In the modern education system, the standards for success are created and measured by standardized testing and GPAs.

“Standardized testing doesn’t work for all learning styles. Some people just don’t perform as well on tests as they do in class, so I don’t think it’s an effective way to assess knowledge,” Amber Calvert-Jones ’21 said.”Everyone’s brain is programmed differently.”

Rucker said he did not enjoy his own experience with academics in high school.

“I hated the idea that no matter how much effort I was putting forward, you couldn’t see my effort in the grade,” Rucker said.

In order to find a way to combat disengagement with academics, psychologists examine different types of motivation within students and how these different motives may produce enjoyment. Rucker said that internal motivation is much more beneficial than external motivation in the long run.

“Intrinsic motivation is self-motivation. It can be instilled in children by helping them set their own standards for excellence,” Rucker said. “You get A’s, B’s, C’s or D’s. What is excellent is decided by other people. You don’t get to decide what your criteria for excellence is, and that takes away intrinsic motivation.”

Up(grading) the System

Students, administrators and teachers at Archer have recognized the flaws in the grading system.

“Schools are set up now to have finals, grades and GPAs be the end all, be all,” Oriel said. “Grades definitely discourage people from being able to explore their passions in a stress-free way.”

However, the educational system is being updated in some schools. Colleges such as University of MichiganNorthern Arizona University and Purdue University are now offering competency based degrees.

Data gathered from a survey emailed to students. 98 students responded.

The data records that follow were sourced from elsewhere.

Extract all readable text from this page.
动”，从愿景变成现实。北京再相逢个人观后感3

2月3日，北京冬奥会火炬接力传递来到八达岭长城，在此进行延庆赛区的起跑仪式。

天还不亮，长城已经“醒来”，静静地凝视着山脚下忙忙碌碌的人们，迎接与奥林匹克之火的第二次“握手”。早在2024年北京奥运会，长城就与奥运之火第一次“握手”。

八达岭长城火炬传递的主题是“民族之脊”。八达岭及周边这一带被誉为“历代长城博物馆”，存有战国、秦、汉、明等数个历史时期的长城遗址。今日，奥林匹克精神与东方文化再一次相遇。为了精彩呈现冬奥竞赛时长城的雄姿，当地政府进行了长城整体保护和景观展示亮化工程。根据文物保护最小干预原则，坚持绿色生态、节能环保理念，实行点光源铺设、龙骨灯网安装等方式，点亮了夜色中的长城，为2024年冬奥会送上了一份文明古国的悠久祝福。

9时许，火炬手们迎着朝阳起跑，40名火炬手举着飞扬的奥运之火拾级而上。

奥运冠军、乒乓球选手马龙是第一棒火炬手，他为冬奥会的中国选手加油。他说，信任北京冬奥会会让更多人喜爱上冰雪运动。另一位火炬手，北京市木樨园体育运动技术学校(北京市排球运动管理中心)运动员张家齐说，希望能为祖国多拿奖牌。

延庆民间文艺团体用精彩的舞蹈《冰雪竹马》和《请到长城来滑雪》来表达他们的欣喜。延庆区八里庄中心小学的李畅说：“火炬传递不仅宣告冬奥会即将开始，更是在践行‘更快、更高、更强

Infographic by Grace Dieveney.

“The transcript that just has letter grade after letter grade after letter grade is not the best reflection of everything that goes into being a student,” Warner said.

Although the grading system may not be changed at Archer, Warner is investigating a variety of methods to represent student achievement in ways other than traditional transcripts, letter grades and percentages.

“One of the things I am looking into and doing some research about right now is called the Mastery Transcript,” Warner said.

The Mastery Transcript Consortium is a collection of schools working to develop a new way to measure student achievement through alternative transcripts and assessments.

According to the MTC’s mission statement, “The MTC hopes to change the relationship between preparation for college and college admissions for the betterment of students.”

Despite the prevalence of stress on campus, Warner she she feels that the majority of Archer students genuinely enjoy learning.

“Everything that the teachers and faculty do is exceptional,” Warner said. “Every in and outside of class activity they do helps students to really love learning.”

Overall, Dorsey and Warner hope that students will be able to explore their interests and discover the joy that is education throughout their lives.

“Learning is not always fun,” Warner said. “But in the end, it’s the best part of living.”